ADD/ADHD relationship to drug and alcohol use

ADD/ADHD is a common and disabling disorder. It starts at birth, is usually a life-long disorder and occurs in 4% of the adult population. It is associated with drug and alcohol abuse, depression, anxiety disorders, and bipolar disorder. It has also been recently observed that about one third of the morbidly obese have ADD/ADHD. It is also associated with lower rates of educational attainment, lower income, more unemployment and higher rates of divorce/separation and arrests. It is highly heritable at about 75%. It is under-diagnosed and under-treated.

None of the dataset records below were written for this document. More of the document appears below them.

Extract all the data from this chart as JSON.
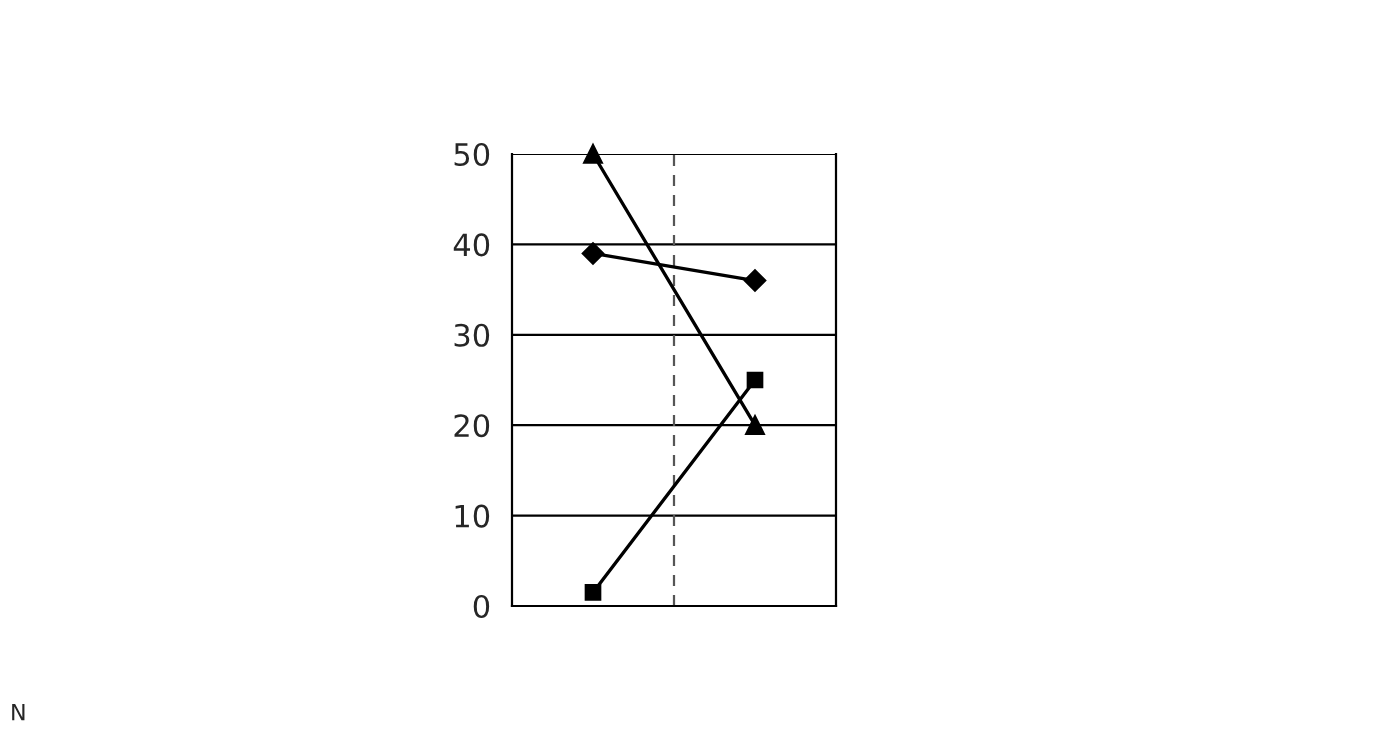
{
  "chart_data": {
    "type": "line",
    "categories": [
      null,
      null
    ],
    "series": [
      {
        "color": "#000000",
        "marker": "diamond",
        "values": [
          39,
          36
        ]
      },
      {
        "color": "#000000",
        "marker": "square",
        "values": [
          1.5,
          25
        ]
      },
      {
        "color": "#000000",
        "marker": "triangle",
        "values": [
          50,
          20
        ]
      }
    ],
    "ylim": [
      0,
      50
    ],
    "yticks": [
      0,
      10,
      20,
      30,
      40,
      50
    ],
    "grid": true,
    "line_style": "solid",
    "annotations": [
      "N"
    ]
  }
}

The diagnosis is based on the observation of the following characteristics: impulsivity (poor money management, interrupting others while talking, making inappropriate comments in social situations), easy distractibility (poor listening, forgetting instructions moments after they are given, poor driving), ability to focus only on subjects of high interest to the subject (uneven performance at school), poor organization (handing assignments in late, messy notebooks and desk, failure to pay bills on time, being late for or forgetting appointments, being late for work), and easily bored (change jobs frequently, seek out fast paced activities, risk taking behaviour). This is not an exhaustive list and each person does not necessarily have every one of these characteristics. Elementary school report cards will say things like not performing up to potential, needs to work more carefully, not handing assignments in on time, daydreaming, disruptive in class.

Cognitive testing can be very helpful although it is not the sole basis for the diagnosis. This can provide quantitative comparison to a control group matched for age and education. This is helpful because many of these symptoms are subjective and it is very difficult to assess them on interview. I frequently find that the results of specific testing are at odds with my clinical impression based only on what I have observed or been told.

In childhood the major problem is at school while in adulthood the major problem areas are employment and relationships. Partners get tired of unpaid bills, poor money management, unfinished projects, unreliability, procrastination, lying (usually in an attempt to avoid criticism and preserve self-esteem). Employers become aware of frequent mistakes, low productivity, late attendance, and the need for more supervision and repetition of instructions.

When looking at the families of patients with ADD/ADHD we observe the following:

  • There will be a much higher risk for ADD/ADHD in the relatives' parents, siblings, children
  • There will be more drug dependence (cannabis) in the relatives
  • In a group selected for drug dependence (cannabis) rather than ADD/ADHD, there will be more ADD/ADHD among the relatives
  • Alcohol dependence in relatives is predicted only by ADD/ADHD plus alcohol dependence in the patients
  • Alcohol dependence and drug dependence (cannabis) breed true in families without evidence of a common risk between these disorders.

The fact that alcohol dependence seems to be independently transmitted while cannabis dependence seems to be transmitted with the ADD/ADHD is a somewhat unexpected recent finding. Whether this will hold true for other types of drug dependence has yet to be determined.